As social media grows up, the relationships between brands and their agencies around it are changing as well. Marketers are investing more in the channel from both a budget and a resource perspective and are, as a result, often looking to their agency partners to play more of a strategic role than a hands-on day-to-day one.
Many large brands now have their own in-house teams that handle their social accounts and activities, for example, and are looking to their agency partners to help dictate how those teams are used. For agencies, social is becoming less about the day-to-day operations of manning accounts and publishing content, and more about formulating long-term strategies and fixing business problems.
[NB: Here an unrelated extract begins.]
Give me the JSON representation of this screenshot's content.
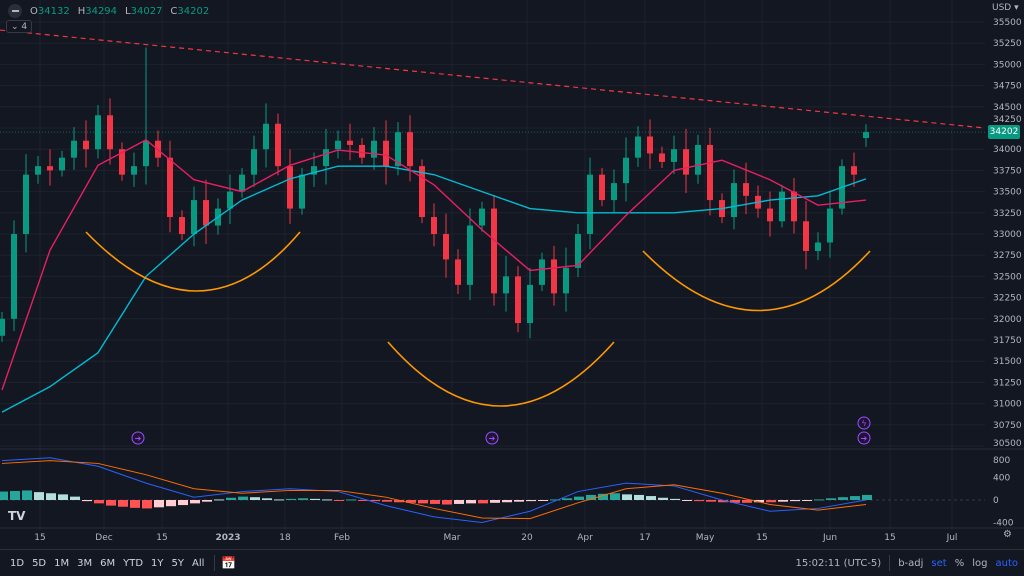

“Our relationships with clients are changing in that more want us to play an almost consultative role,” said Noah Mallin, vp and group director of social media at Digitas. “Clients look after varying aspects of social themselves now. We find more and more that they’re coming to us with business challenges. It’s not the old ‘we need a Facebook page because our competitor has one.’ It’s things like, ‘we’re concerned because our industry is being disrupted, is there a way to use social to fix this business problem?’”
Peter Kim, chief strategy officer at DachisGroup, expressed similar views, drawing comparisons between brands’ early approaches to e-commerce and CRM. Initially, many brands used third parties to take care of those functions, until it made sense financially to bring them in-house. Social could play out in a similar way, he suggested, meaning agencies will need to adapt their offerings and value propositions to their clients.
“I think in the short-term you can use agencies and outside help to get up to speed and rapidly grow your capabilities, but over the long term it’s going to be more cost effective to internatilize those functions,” he said, adding that the opportunity for agencies will likely be around services such as the collection and interpretation of data, and the creation of insights and strategies based on it.
As Mallin put it, “the opportunity for agencies is to step back and think more about how social can be transformative for a client’s business. The agencies that do that are the ones that’ll survive in this area.”
But despite that agency view, some brands remain more comfortable doing things the other way round: Driving the strategy themselves and outsourcing the legwork to third parties.
Nissan, for example, will formulate strategy and messaging in-house and then pass it off to its agencies to implement. “I may not be an expert storyteller when it comes to 30-second TV commercials, but I would argue I am as much of an expert about my brand as an agency is from a social perspective,” said Erich Marx, the company’s director of interactive and social media marketing for the U.S.
That type of approach is rapidly becoming outdated, though, according to Banyan Branch President Blake Cahill. “Initially, most marketers and agencies thought of social as a check-the-box channel, but it’s transformed into a massive one, as well as a place that needs a lot of care and feeding. It’s different to the way marketers have worked in the past.”
But Marx, too, acknowledged that the social space is changing, and that the way the brand approaches it might have to, as well. The one hurdle, though, remains the ability to measure tangible ROI from social efforts.
“It’s playing an increasingly important role for us. It’s still a bit of an experiment, and it’s still early on, but we are big believers in its long-term potential. As the ROI piece becomes more defined, the company will put more resources there,” Marx said, in reference to in-house capabilities.
Marx added that Nissan is becoming increasingly interested in the potential of social media for things like research and customer service, as well as product development and branding further down the line.
It’s that type of brand need that both Mallin and Kim suggested agencies should attempt to tap into.
“It’s about finding the business opportunity,” Mallin said. “It can expand into something beyond just marketing and have an effect right down to how a company is structured.